Not everyone however has been so forgiving, with many online calling for the pilot to have his commercial tandem licence revoked.

Not clipping-in a tandem passenger is an extremely rare occurrence in hang gliding, but it has happened. In cases where the passenger has been injured or killed, pilots have been prosecuted and jailed.

Beni Stocker, Training and Safety Office for the Swiss Hang and Paragliding Federation (SHV) in Zurich said the incident was clearly serious and they would investigate it.

He said that the pilot had not filed an incident report at the time. “We got to know [about it] yesterday evening, as the pilot didn’t file an EHPU incident report.”

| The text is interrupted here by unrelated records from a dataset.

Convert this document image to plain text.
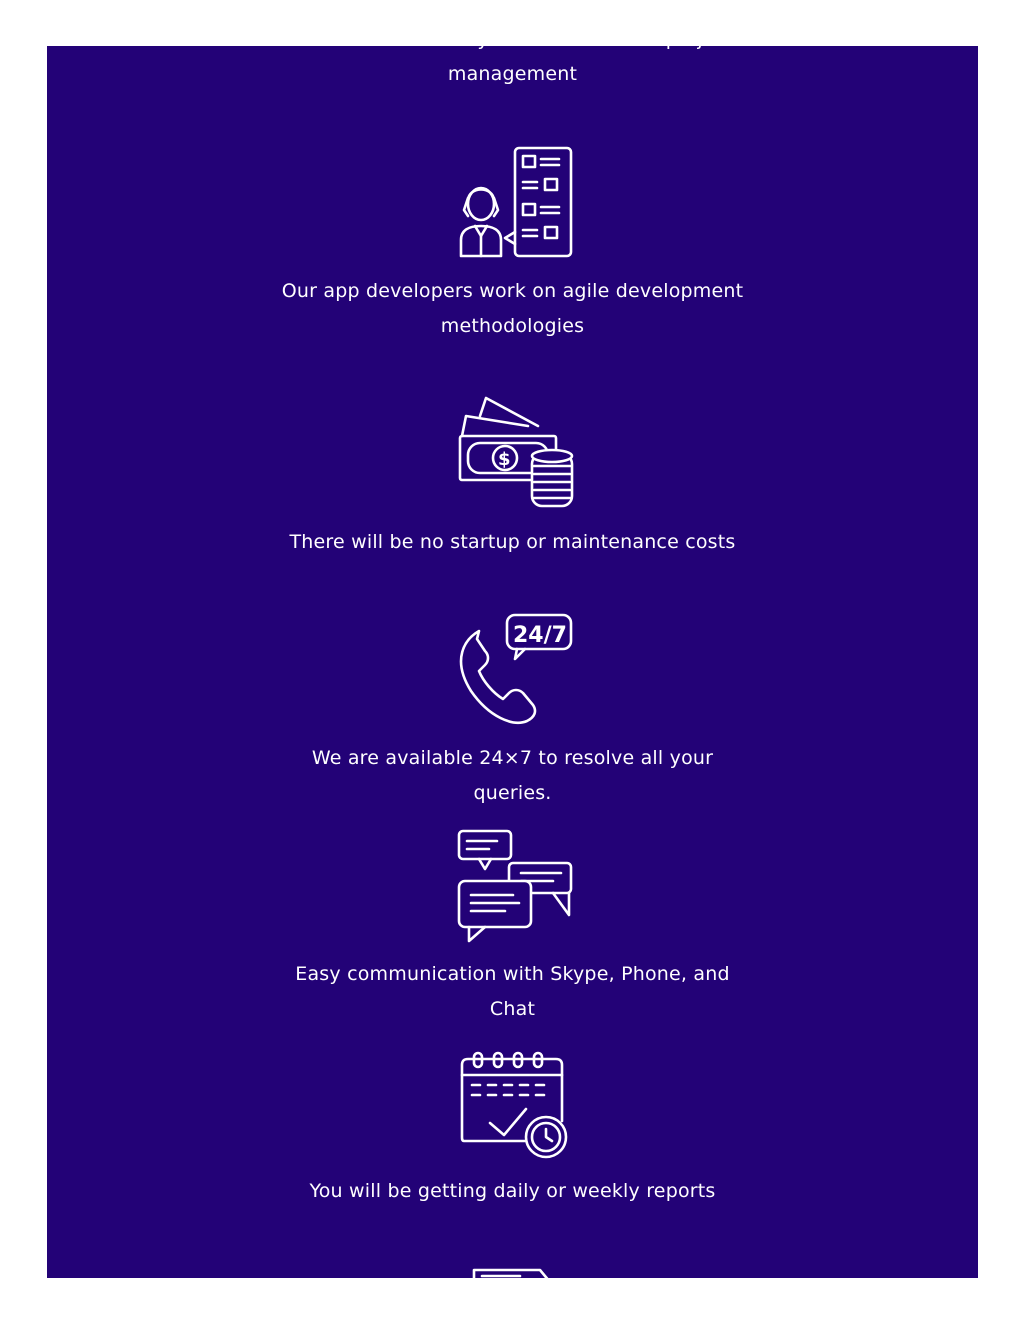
Get minutes activity with cloud based project management
Our app developers work on agile development methodologies
$
There will be no startup or maintenance costs
24/7
We are available 24×7 to resolve all your queries.
Easy communication with Skype, Phone, and Chat
You will be getting daily or weekly reports
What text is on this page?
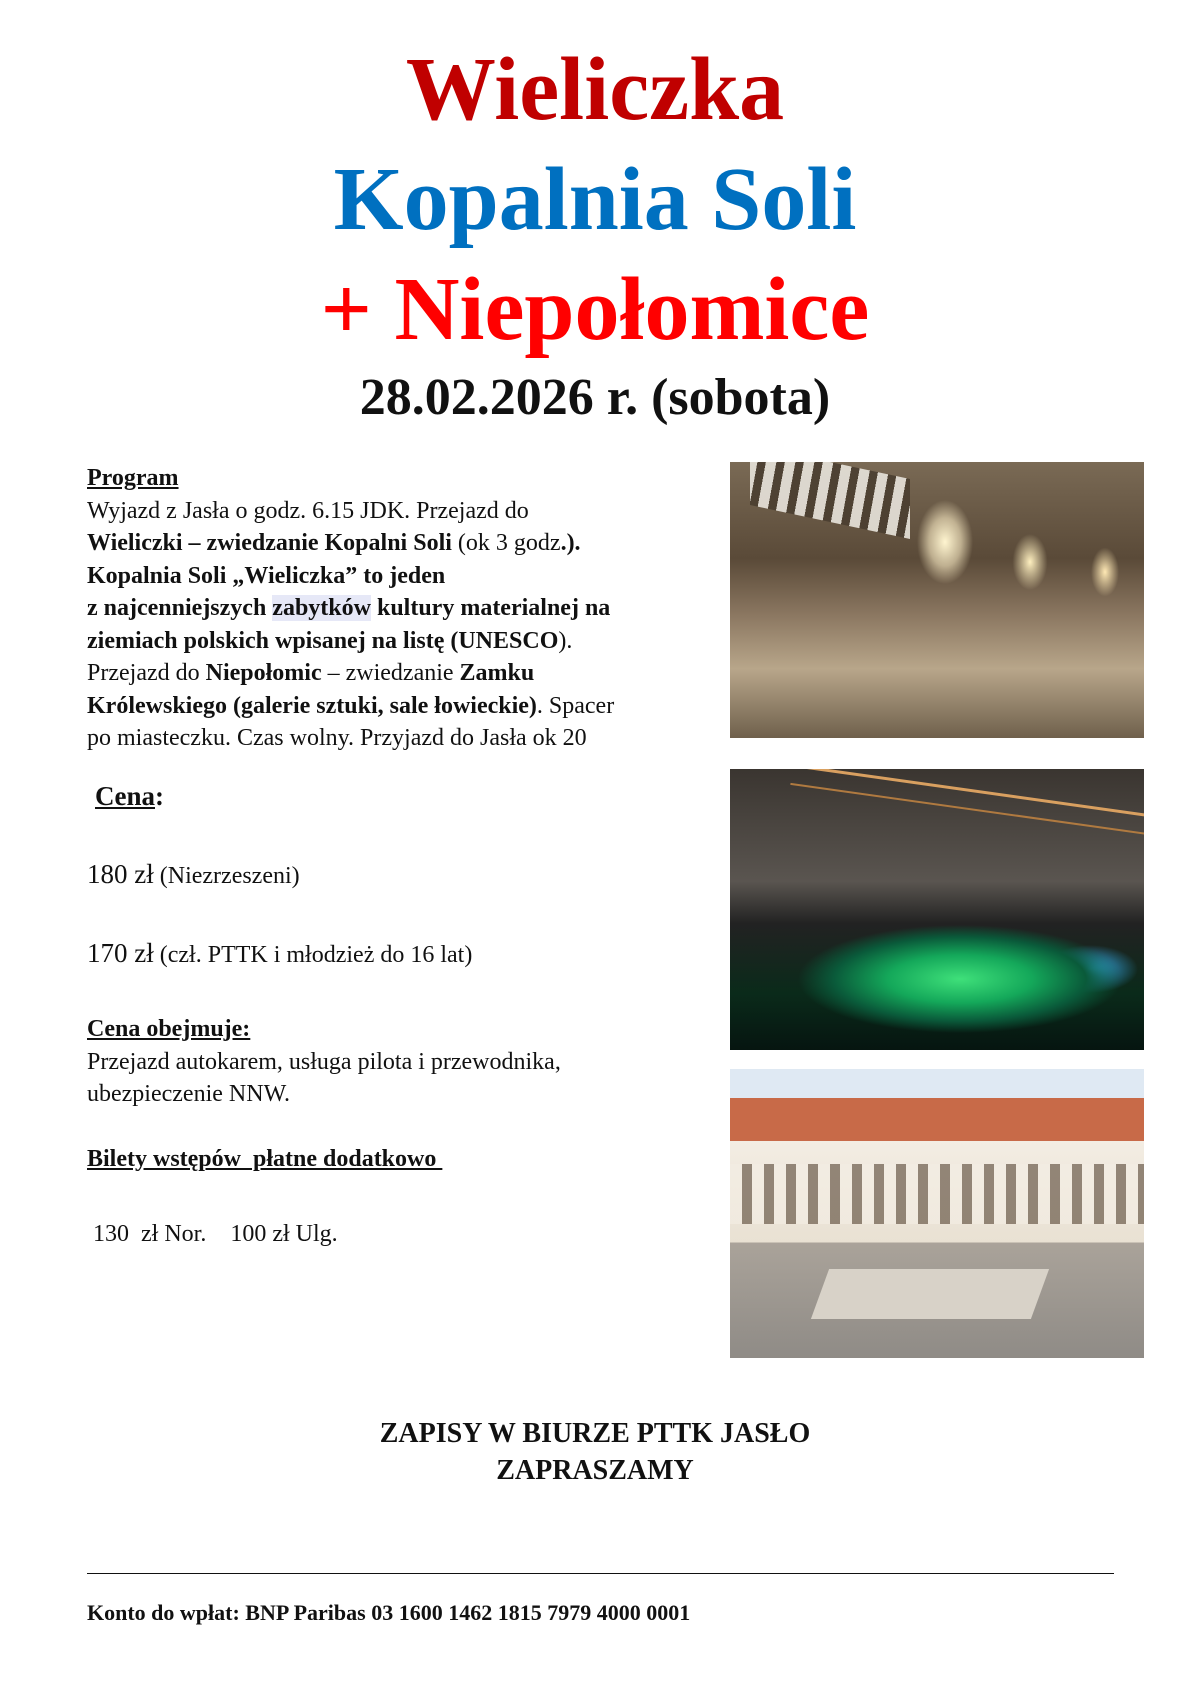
Wieliczka
Kopalnia Soli
+ Niepołomice
28.02.2026 r. (sobota)
Program
Wyjazd z Jasła o godz. 6.15 JDK. Przejazd do
Wieliczki – zwiedzanie Kopalni Soli (ok 3 godz.).
Kopalnia Soli „Wieliczka” to jeden
z najcenniejszych zabytków kultury materialnej na
ziemiach polskich wpisanej na listę (UNESCO).
Przejazd do Niepołomic – zwiedzanie Zamku
Królewskiego (galerie sztuki, sale łowieckie). Spacer
po miasteczku. Czas wolny. Przyjazd do Jasła ok 20
Cena:
180 zł (Niezrzeszeni)
170 zł (czł. PTTK i młodzież do 16 lat)
Cena obejmuje:
Przejazd autokarem, usługa pilota i przewodnika,
ubezpieczenie NNW.
Bilety wstępów  płatne dodatkowo
130  zł Nor.    100 zł Ulg.
ZAPISY W BIURZE PTTK JASŁO
ZAPRASZAMY
Konto do wpłat: BNP Paribas 03 1600 1462 1815 7979 4000 0001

When commercial and recreational hang glider and paraglider pilots in Europe experience a “flight incident”, for example a crash or emergency, they are encouraged to file incident reports to a European-wide database.

In some countries it is a legal duty to file them. They can be filed online using an online form and the intention is to increase safety throughout the sport by sharing information without judgement.

Stocker said there would “surely” be an inquiry into the incident in Interlaken and that the SHV would want to talk to the pilot involved. The SHV’s “main target” would be to find out how basic tandem hang gliding procedures had failed, and what lessons could be learned for the future.

He said: “In principle hang gliding isn’t a dangerous sport. Every year there are thousands of commercial tandem flights in Interlaken, without the slightest incident.”

However, he added, “On the video a mistake is clearly visible. This should never have happened.

“The preflight check is an elementary and important routine of every flight, and is part of [basic] training. It’s really tragic that in this case it obviously wasn’t done properly.”

Stocker praised the pilot’s actions after take-off. “The pilot’s reaction after the take-off was very good. Without any jerky movement – which would have ended fatally – he steered the glider as smoothly and quickly as possible towards the landing.”

He added: “Because it is a serious incident we will continue the investigation.”

Interlaken, where the “Swiss Mishap” occurred, is a popular site for commercial tandem flights. It sees an estimated 40,000 paragliding and hang gliding tandem flights a year.